Reporter talks first hand account of accused Davis serial stabber
DAVIS -- Inside the courtroom for the suspected Davis serial stabber Carlos Dominguez's competency trial came a question:
"How did a UC Davis student spiral into an accused killer?"
Asked by Los Angeles Times Metro Reporter Brittny Mejia, in an article that details troubling accounts of the weeks and months, even years, ahead of the April stabbings in Davis.
"Throughout the July competency trial, the 20-year-old Dominguez sat wraithlike, pale, his unwashed hair a curtain in front of his eyes. He wore a dark-green safety smock to keep him from killing himself," wrote Mejia.
The Pulitzer Prize finalist told CBS13 she created a timeline for Dominguez's life at UC Davis broken into years, from Freshman to the day he was arrested in connection with two murders, and one attempted murder.
A compelling witness who spoke at the competency trial: his ex-girlfriend, Caley Gallardo, who met Dominguez at UC Davis during their freshman year in 2020.

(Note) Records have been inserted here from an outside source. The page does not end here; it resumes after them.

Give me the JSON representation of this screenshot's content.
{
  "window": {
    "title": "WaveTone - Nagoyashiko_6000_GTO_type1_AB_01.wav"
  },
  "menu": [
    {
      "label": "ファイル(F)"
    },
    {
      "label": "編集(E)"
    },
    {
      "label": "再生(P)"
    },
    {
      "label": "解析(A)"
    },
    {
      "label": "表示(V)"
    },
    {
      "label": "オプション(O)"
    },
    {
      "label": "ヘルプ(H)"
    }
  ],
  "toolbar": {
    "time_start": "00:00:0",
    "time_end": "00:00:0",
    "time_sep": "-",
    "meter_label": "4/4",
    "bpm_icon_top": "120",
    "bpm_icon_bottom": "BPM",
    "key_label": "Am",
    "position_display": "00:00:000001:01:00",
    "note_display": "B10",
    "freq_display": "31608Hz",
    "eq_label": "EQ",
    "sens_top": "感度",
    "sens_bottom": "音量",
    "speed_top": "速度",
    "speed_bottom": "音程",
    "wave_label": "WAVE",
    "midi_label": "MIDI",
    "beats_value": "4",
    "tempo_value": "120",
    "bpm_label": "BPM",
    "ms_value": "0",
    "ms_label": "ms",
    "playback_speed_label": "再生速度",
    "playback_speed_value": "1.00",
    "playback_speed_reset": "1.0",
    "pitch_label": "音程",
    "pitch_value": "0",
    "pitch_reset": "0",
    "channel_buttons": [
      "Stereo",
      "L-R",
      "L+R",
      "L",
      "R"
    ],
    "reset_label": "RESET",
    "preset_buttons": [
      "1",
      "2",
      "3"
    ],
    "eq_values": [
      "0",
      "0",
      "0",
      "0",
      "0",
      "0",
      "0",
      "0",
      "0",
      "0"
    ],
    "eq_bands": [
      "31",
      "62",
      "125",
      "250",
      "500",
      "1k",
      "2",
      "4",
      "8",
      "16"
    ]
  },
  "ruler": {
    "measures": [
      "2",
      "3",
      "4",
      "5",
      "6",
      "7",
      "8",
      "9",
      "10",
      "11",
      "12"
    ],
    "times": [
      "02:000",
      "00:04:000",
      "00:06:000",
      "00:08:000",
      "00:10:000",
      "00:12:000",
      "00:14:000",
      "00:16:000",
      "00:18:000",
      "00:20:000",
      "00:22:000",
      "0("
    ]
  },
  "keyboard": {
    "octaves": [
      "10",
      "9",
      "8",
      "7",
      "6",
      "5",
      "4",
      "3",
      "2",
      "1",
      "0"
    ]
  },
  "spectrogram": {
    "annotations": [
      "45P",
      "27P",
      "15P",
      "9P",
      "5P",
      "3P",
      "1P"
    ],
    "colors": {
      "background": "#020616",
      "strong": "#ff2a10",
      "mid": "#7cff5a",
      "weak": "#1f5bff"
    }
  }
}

"They were together into his sophomore year, she was seeing the course of what's going on … he was starting to socially withdraw. She's the one he told he heard the devil, and he told her more than one time," said Mejia.
Mejia said that the competency trial, and subsequent finding that Dominguez is not mentally competent to stand trial right now, brought up more questions than before the trial started.